Today estate planning is a much more complex subject matter than in the olden days. This is mainly due to the fact that society has changed a great deal. These days there are different factors that must be taken into account, for instance:
- There is a higher average life expectancy for the general population and this is currently still an upward tendency.
- Changing employment environments.
- Changing family relationships.
- Medical- and hospital expenses.
- Legal- ; political; socio- economic environment.
- Insufficient Government Funding in certain sectors.
What is the difference between estate planning and financial planning?
Estate planning is usually relevant with regards to rules and regulations that come into play when someone passes away.
Financial planning in the narrow sense refers to the planning with regards to the assets and liabilities in effect before someone passes away.
Estate planning can therefore be seen as a branch of financial planning.
The Attorney is usually responsible for the drafting of legal documents, which are necessary and central to effective estate planning. These documents can be a variety of instruments such as wills, contracts, trust deeds etc. A specialist attorney (being a conveyancer) is furthermore responsible for the transfer of properties. There might also be a need for the establishment of companies in some instances.
A Financial Advisor will assist with financial advice such as investments, annuities, insurance policies etc. It is always a good idea to make use of responsible, properly qualified and well-established advisors with a good reputation to assist you with your financial planning.
Most people do not realize the importance of having a proper will which compliments your financial portfolio. There are also strict formalities for a valid will. If a document purports to be a will, but do not adhere to the formalities as set by law, it might be invalid and of no force and effect. This is why it is important to ask a professional person to draft your will.
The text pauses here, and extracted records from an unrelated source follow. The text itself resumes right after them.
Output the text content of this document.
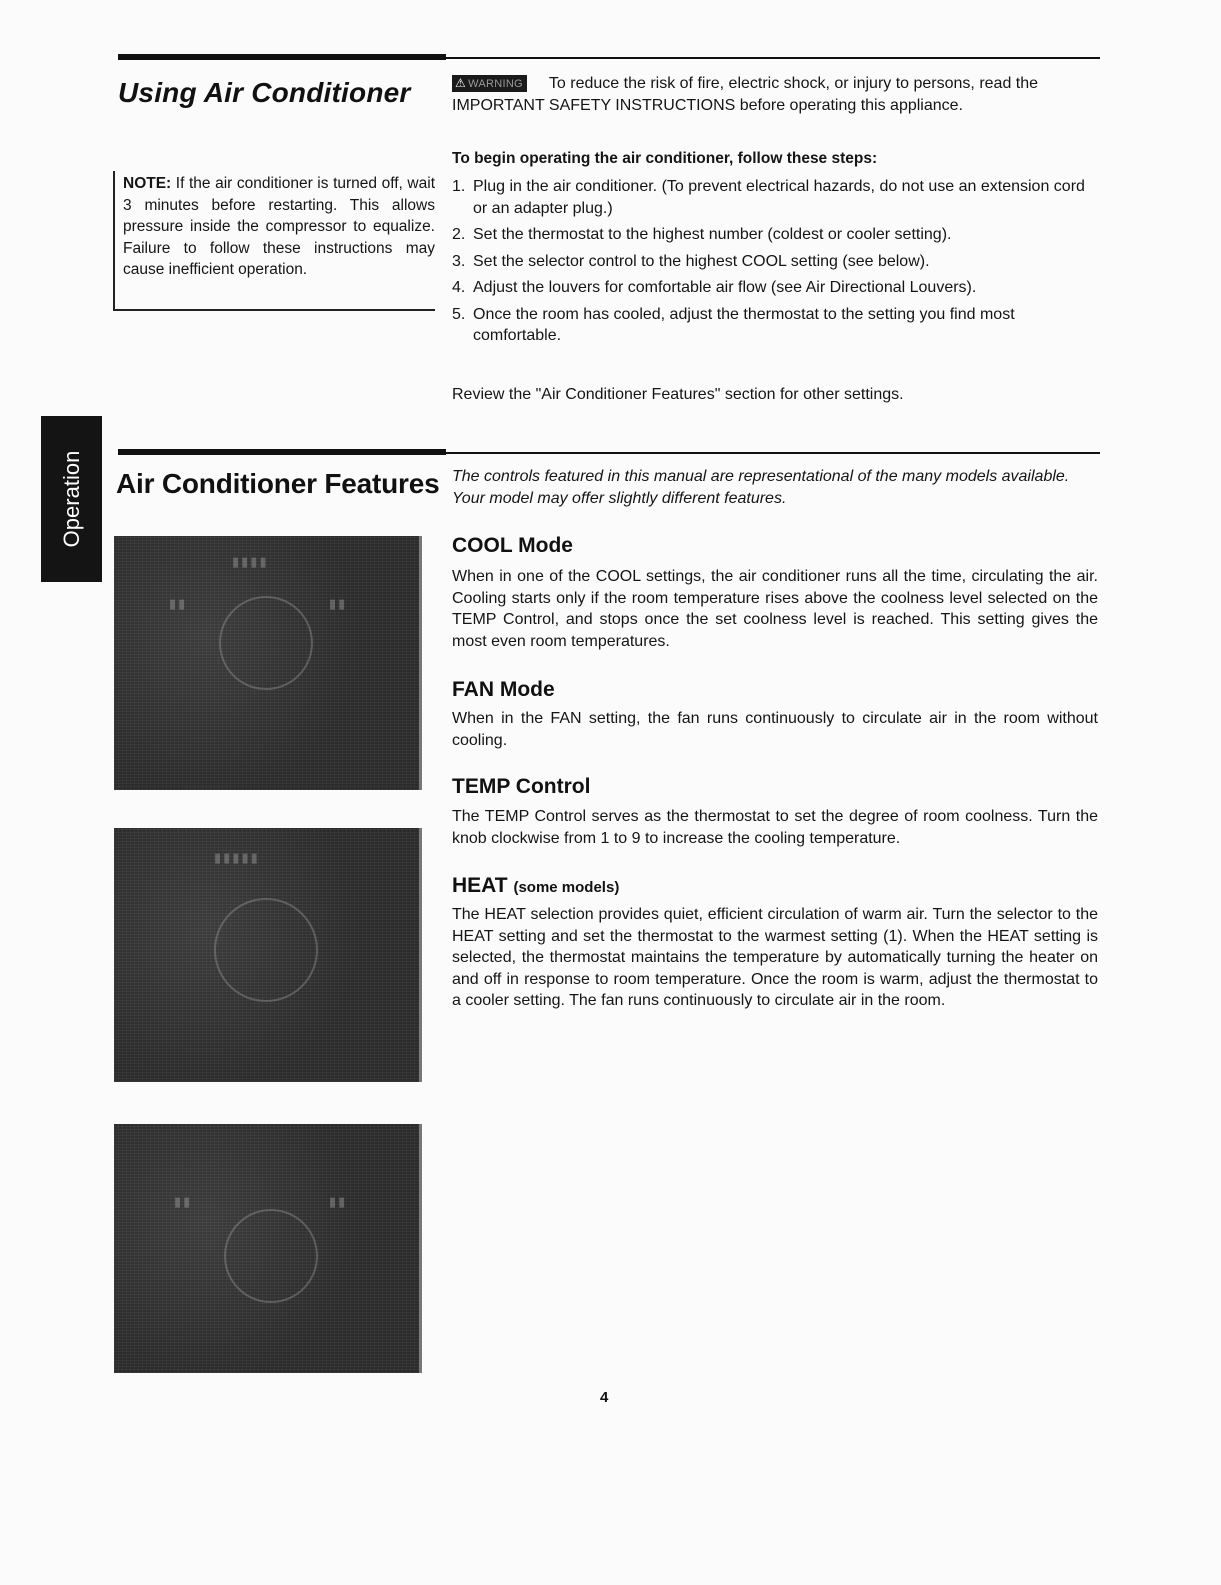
Using Air Conditioner	⚠ WARNING To reduce the risk of fire, electric shock, or injury to persons, read the IMPORTANT SAFETY INSTRUCTIONS before operating this appliance.
NOTE: If the air conditioner is turned off, wait 3 minutes before restarting. This allows pressure inside the compressor to equalize. Failure to follow these instructions may cause inefficient operation.
To begin operating the air conditioner, follow these steps:
1. Plug in the air conditioner. (To prevent electrical hazards, do not use an extension cord or an adapter plug.)
2. Set the thermostat to the highest number (coldest or cooler setting).
3. Set the selector control to the highest COOL setting (see below).
4. Adjust the louvers for comfortable air flow (see Air Directional Louvers).
5. Once the room has cooled, adjust the thermostat to the setting you find most comfortable.
Review the "Air Conditioner Features" section for other settings.
Operation Air Conditioner Features The controls featured in this manual are representational of the many models available. Your model may offer slightly different features.
▮▮▮▮
▮▮	▮▮
▮▮▮▮▮
▮▮	▮▮
COOL Mode
When in one of the COOL settings, the air conditioner runs all the time, circulating the air. Cooling starts only if the room temperature rises above the coolness level selected on the TEMP Control, and stops once the set coolness level is reached. This setting gives the most even room temperatures.
FAN Mode
When in the FAN setting, the fan runs continuously to circulate air in the room without cooling.
TEMP Control
The TEMP Control serves as the thermostat to set the degree of room coolness. Turn the knob clockwise from 1 to 9 to increase the cooling temperature.
HEAT (some models)
The HEAT selection provides quiet, efficient circulation of warm air. Turn the selector to the HEAT setting and set the thermostat to the warmest setting (1). When the HEAT setting is selected, the thermostat maintains the temperature by automatically turning the heater on and off in response to room temperature. Once the room is warm, adjust the thermostat to a cooler setting. The fan runs continuously to circulate air in the room.
4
There are a lot of factors to take into account such as:
- Administration costs of the estate;
- Establishment of mortis causa trusts should there be minor children or people with disabilities who may be affected when you pass away;
- Tax implications etc.
One of the most important gifts you can give your family and loved ones is to leave an organized estate behind. In an emotional time such as loosing a loved one, your family does not need the extra burden of having to worry about finances and the administration of your estate.
Some guidance to get your estate organized:
- Ensure that you have a proper will and that it is updated regularly.
- Letter of instruction:
This document can provide a list of key instructions for your family members / survivors to follow. For instance it can contain instructions pertaining to your wishes for your funeral, important people to be contacted and their contact numbers. Where your will and important documents can be found.
- Establishment of a trust if appropriate:
A trust is a legal entity, which can hold property designated by you for your own benefit and/or the benefit of your loved ones. This document becomes especially relevant where you want to protect certain assets (in life) or even if you want to create a testamentary (mortis causa) trust to look after your minor children or other dependents when you have gone.
- Make provision for a living will:
This is a document that enables you to speak for you when you become too ill to speak for yourself.
Proper estate planning might well be the most important legacy you may ever leave your family. When you have gone you cannot undo what has not been done!